Limpar a casa e organizar a bagunça faz parte do começo do trabalho de Marissa. Ela deixou claro, desde o início, que existe um grande plano, que com certeza leva mais de um ano para ser executado, para trazer o Yahoo de volta aos titãs digitais.

Primeiro, é preciso ter talentos no time, mantendo quem está ou recrutando novos funcionários, se necessário. O segundo passo é fazer com que a talentosa equipe desenvolva ótimos produtos; tá aí o redesign do Flickr pra provar que sim, é possível melhorar. O terceiro e último passo seria uma consequência dos dois primeiros - com bons produtos também vêm uma melhor audiência, o que completa os 3 pilares que podem fazer com que o Yahoo dê a volta por cima.

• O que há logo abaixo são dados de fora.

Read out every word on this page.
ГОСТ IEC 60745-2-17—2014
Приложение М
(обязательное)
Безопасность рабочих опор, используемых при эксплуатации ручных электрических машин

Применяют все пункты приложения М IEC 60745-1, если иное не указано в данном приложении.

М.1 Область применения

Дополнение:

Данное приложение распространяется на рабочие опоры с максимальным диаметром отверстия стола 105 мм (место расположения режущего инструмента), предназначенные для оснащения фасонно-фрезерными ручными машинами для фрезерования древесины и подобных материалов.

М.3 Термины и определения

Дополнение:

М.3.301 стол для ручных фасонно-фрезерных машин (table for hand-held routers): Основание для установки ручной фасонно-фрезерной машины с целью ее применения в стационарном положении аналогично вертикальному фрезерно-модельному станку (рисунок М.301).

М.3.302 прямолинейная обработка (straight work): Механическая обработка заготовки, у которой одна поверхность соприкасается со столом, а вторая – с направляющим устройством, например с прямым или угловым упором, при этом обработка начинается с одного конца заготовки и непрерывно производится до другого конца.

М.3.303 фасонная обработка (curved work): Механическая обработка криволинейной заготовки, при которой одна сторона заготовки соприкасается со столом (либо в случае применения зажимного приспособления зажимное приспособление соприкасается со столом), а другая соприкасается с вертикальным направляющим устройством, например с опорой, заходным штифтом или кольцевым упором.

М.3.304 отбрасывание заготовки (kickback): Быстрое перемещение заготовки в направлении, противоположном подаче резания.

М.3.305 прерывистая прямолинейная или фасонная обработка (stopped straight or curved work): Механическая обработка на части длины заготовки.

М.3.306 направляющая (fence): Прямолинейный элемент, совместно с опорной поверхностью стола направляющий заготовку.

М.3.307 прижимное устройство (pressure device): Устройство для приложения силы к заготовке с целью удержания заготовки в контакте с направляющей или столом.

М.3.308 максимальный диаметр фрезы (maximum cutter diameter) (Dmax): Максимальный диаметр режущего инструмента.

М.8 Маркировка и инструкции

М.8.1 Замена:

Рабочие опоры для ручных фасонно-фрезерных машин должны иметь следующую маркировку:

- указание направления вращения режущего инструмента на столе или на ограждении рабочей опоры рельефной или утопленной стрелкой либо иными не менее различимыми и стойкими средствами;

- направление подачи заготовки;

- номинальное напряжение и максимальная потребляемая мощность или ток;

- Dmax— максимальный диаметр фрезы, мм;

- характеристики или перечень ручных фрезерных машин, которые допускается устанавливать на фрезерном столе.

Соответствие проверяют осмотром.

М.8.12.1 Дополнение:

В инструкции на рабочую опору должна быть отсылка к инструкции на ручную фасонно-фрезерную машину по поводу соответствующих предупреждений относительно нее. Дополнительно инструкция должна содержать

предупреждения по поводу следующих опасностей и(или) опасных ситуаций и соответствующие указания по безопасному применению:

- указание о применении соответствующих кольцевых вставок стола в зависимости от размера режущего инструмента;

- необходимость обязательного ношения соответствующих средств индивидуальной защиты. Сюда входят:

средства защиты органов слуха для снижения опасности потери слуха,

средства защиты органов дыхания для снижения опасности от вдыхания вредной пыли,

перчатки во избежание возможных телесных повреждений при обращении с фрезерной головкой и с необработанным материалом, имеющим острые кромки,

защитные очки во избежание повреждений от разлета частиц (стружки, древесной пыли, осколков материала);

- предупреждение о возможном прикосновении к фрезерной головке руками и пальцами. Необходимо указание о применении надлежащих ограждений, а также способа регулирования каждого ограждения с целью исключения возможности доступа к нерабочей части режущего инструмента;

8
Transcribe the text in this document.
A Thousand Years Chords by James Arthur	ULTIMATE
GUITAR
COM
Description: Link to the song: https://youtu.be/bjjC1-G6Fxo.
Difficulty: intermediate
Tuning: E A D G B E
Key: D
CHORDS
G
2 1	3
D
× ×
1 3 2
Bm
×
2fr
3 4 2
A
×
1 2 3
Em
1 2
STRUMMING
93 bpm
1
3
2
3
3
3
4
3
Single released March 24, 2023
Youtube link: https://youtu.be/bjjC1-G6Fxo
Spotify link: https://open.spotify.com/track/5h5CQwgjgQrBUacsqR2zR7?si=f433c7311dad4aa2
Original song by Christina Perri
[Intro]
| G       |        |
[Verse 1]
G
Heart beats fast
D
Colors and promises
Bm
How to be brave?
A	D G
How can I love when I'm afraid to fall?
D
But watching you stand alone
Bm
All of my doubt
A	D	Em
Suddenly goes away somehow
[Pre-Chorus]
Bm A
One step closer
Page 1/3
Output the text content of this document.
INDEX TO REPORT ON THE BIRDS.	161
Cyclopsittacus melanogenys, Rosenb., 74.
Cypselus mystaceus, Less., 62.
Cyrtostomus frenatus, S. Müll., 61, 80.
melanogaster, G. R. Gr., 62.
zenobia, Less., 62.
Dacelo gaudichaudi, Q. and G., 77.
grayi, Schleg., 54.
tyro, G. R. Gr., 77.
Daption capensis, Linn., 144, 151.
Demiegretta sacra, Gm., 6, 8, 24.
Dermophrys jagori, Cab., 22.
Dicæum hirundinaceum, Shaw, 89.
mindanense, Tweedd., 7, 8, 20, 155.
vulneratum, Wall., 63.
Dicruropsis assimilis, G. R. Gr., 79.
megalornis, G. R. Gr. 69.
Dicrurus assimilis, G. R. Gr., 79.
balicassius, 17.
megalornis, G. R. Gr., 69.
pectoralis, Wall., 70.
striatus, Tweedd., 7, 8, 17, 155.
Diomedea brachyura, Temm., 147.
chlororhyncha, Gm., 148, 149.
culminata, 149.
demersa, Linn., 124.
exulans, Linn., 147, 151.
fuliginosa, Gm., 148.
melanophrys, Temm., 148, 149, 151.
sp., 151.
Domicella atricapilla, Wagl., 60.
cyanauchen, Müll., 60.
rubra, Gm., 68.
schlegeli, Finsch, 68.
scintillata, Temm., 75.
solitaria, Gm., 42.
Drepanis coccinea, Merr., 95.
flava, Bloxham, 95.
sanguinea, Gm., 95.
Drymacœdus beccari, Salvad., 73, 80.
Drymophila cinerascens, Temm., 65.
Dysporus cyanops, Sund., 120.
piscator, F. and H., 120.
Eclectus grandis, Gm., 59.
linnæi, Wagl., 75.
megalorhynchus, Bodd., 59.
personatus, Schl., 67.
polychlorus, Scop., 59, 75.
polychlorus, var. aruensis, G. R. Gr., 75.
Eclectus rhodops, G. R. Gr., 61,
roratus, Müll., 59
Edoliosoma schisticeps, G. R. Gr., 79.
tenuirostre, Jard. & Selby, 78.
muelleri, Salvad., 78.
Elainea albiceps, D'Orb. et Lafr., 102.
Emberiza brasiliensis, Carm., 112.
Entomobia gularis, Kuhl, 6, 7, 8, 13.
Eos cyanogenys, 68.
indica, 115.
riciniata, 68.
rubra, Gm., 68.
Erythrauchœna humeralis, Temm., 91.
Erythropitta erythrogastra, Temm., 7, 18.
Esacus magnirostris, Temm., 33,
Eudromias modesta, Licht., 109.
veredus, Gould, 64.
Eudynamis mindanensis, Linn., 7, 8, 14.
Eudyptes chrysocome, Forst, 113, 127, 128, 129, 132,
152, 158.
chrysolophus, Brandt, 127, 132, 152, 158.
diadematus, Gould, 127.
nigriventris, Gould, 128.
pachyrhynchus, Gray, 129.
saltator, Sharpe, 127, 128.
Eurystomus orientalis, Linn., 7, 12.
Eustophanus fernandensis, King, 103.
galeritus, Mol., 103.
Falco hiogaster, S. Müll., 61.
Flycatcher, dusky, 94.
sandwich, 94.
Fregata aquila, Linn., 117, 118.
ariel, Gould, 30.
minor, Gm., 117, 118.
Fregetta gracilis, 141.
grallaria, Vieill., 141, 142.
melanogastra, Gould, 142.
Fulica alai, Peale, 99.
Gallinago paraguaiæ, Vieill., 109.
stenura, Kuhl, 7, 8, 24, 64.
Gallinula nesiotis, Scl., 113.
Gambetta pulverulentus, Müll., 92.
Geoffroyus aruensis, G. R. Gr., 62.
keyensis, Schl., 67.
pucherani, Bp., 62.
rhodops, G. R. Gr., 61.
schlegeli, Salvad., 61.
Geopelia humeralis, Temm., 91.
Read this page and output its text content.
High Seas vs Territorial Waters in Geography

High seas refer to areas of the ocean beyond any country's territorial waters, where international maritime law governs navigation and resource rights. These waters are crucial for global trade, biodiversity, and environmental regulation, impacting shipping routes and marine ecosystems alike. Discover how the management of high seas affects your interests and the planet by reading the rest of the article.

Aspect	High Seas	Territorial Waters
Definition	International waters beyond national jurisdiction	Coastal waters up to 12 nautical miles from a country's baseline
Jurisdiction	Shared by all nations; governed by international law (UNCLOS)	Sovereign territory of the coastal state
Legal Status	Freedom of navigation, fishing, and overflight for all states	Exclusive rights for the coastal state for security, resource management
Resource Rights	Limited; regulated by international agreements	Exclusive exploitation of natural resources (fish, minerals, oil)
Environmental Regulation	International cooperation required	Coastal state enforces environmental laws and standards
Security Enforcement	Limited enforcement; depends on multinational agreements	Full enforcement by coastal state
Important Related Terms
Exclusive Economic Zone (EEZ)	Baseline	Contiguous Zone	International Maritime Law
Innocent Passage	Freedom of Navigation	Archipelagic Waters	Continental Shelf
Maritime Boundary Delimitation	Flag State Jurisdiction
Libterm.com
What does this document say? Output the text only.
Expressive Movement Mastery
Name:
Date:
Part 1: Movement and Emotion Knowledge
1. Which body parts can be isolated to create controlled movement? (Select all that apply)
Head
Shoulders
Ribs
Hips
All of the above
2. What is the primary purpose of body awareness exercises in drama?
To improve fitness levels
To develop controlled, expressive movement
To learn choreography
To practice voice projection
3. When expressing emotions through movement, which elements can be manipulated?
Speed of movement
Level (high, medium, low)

O primeiro aniversário de Marissa no cargo de CEO do Yahoo mostra que ainda há muito o que fazer. Podem ser detalhes, como aquela limpa nos logins do serviço, ou medidas mais complexas, como incorporar um serviço como o Tumblr sem amendrontar os usuários. O que não se pode negar é que ela tem feito muito mais pelo Yahoo do que os seus quatro antecessores no cargo conseguiram fazer.

Quem acompanha o cenário está apreensivo e esperançoso pelo que o Yahoo virá a se tornar nos próximos anos. Muitos anseiam por ver o portal brilhar novamente, mas os próximos meses de Marissa precisarão ser mais efetivos em demonstrar isso numericamente - o mercado está de olho, aguardando por resultados positivos mais sólidos do que a satisfação dos funcionários.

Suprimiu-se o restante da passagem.